What are your hopes for history as a discipline?

That more archival funds will be made available to researchers and that more positions will become available for junior scholars currently on the job market. And that more and more students will choose to enroll in history courses and pursue history majors because they will realize how much those courses could contribute to their becoming informed citizens, confident in their beliefs and less prone to be influenced by political manipulation.

Do you own any rare history or collectible books? Do you collect artifacts related to history?

I’m not a collector but I love to visit second-hand bookshops and museums.

How has the study of history changed in the course of your career?

The field of Eastern European history has changed both thematically and quantitatively in the last twenty years. This is a byproduct of two major changes: 1) the archives of the former communist governments have been mostly made available for research and 2) a new generation of scholars in the region have begun a systematic study of this treasure trove of newly available primary sources. There is a much more intense conversation and collaboration among scholars living and working in the region and historians living abroad, as I could see at the conferences that I attend regularly (especially the ASEEES, the American Association for East European and Eurasian studies). 

Also, up to the mid 1990s, the field of post-1945 Eastern European history continued to be heavily influenced by topics and assumptions that were themselves byproducts of Cold War: a penchant for political history, the assumption of a clear division between East and West, one that would not pay attention to systematic exchanges among of various European countries within and outside the communist bloc. Things have changed dramatically. Historians have recently shown that such transfers between West and East were part and parcel of the politics of Cold War, and not just simple "deviations" from the ideological normThe politics of urban planning and the relationship between place-making and state-making during communism is another subfield that is rapidly expanding.

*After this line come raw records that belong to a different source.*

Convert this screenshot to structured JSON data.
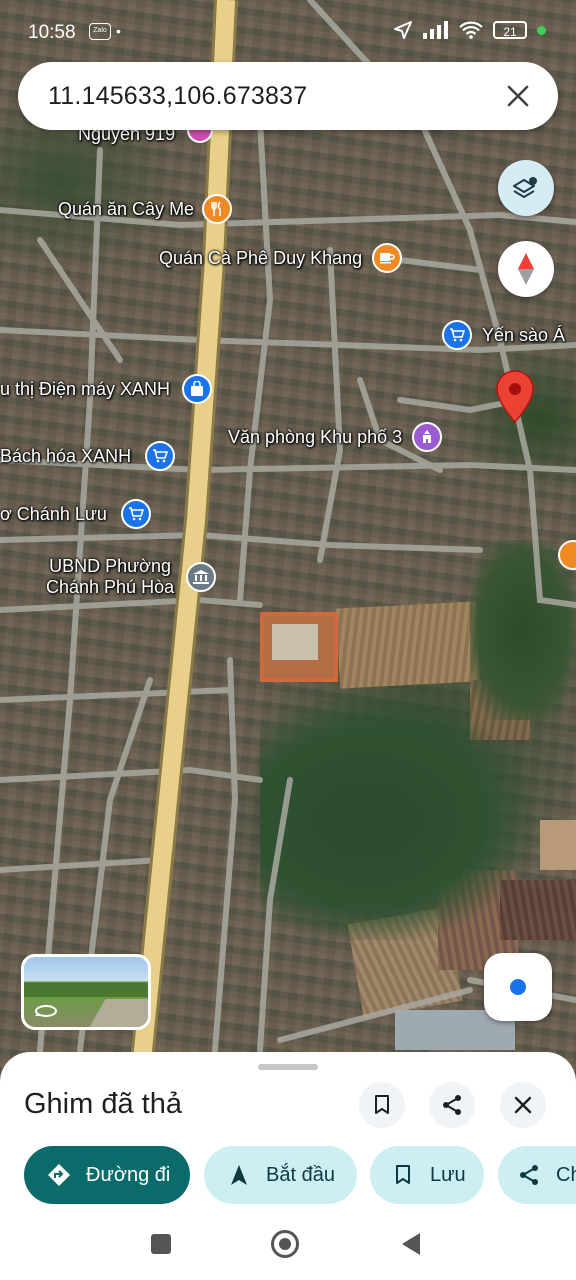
{
  "status_bar": {
    "time": "10:58",
    "app_badge": "Zalo",
    "dot": "•",
    "battery": "21"
  },
  "search": {
    "query": "11.145633,106.673837"
  },
  "map": {
    "pois": [
      {
        "label": "Nguyễn 919",
        "icon": "store-icon",
        "color": "#d04db0"
      },
      {
        "label": "Quán ăn Cây Me",
        "icon": "restaurant-icon",
        "color": "#f08a24"
      },
      {
        "label": "Quán Cà Phê Duy Khang",
        "icon": "cafe-icon",
        "color": "#f08a24"
      },
      {
        "label": "Yến sào Á",
        "icon": "shopping-cart-icon",
        "color": "#1a73e8"
      },
      {
        "label": "u thị Điện máy XANH",
        "icon": "shopping-bag-icon",
        "color": "#1a73e8"
      },
      {
        "label": "Văn phòng Khu phố 3",
        "icon": "government-icon",
        "color": "#9c5bd0"
      },
      {
        "label": "Bách hóa XANH",
        "icon": "shopping-cart-icon",
        "color": "#1a73e8"
      },
      {
        "label": "ơ Chánh Lưu",
        "icon": "shopping-cart-icon",
        "color": "#1a73e8"
      },
      {
        "label": "UBND Phường",
        "icon": "civic-building-icon",
        "color": "#6b7b86"
      },
      {
        "label": "Chánh Phú Hòa",
        "icon": "",
        "color": ""
      }
    ],
    "pin_color": "#ea4335"
  },
  "sheet": {
    "title": "Ghim đã thả",
    "actions": {
      "directions": "Đường đi",
      "start": "Bắt đầu",
      "save": "Lưu",
      "share": "Ch"
    }
  },
  "colors": {
    "primary": "#0b6b6b",
    "tonal": "#cdeef3",
    "road_main": "#e8d08a"
  }
}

What is your favorite history-related saying? Have you come up with your own?

I don’t have a history-related saying, but one of my all-time favorites, one that I keep repeating to myself when I get stuck, is “feather by feather.” It is inspired by “Bird by Bird,” the famous piece by Anne Lamott, in which she talks about the trials and tribulations of writing. She starts with the story of her own father telling her brother how to begin and stick with a school project—by drawing one bird at the time and not become panicked by thinking about the magnitude of the whole project. When I was writing my book, by the end I was so tired that I thought that perhaps I could not accomplish even one “bird” at the time—the equivalent of a few pages. So, I deconstructed that “bird” into a multitude of “feathers,” that is, individual words. It felt easier to just think in terms of word counts instead of pages. However, if I think about it, “feather by feather” is also fundamentally historical. It speaks about gradual change, and thus implicitly about history as a process. Almost anything, from political institutions to ideas, concepts, and attitudes, needs time; to emerge, to mature, and to flourish.  

What are you doing next?

I am currently writing an article based on my recent archival research, focusing on the confiscation of the property of the German ethnic minority in post-1945 Romania and on the subsequent negotiations that the Lutheran Church initiated with the communist state to regain some of these assets.

I have also started working on my next book, which draws on archival and ethnographic research to explore how political regimes (communist and postcommunist) in Romania used property confiscation or restitution to negotiate their relationship with Transylvania’s ethnic Germans and Hungarians.  

I am also preparing to start the Fall semester, when I would be teaching a graduate seminar, Methods and Theory in Historical research, and an undergraduate course about immigration.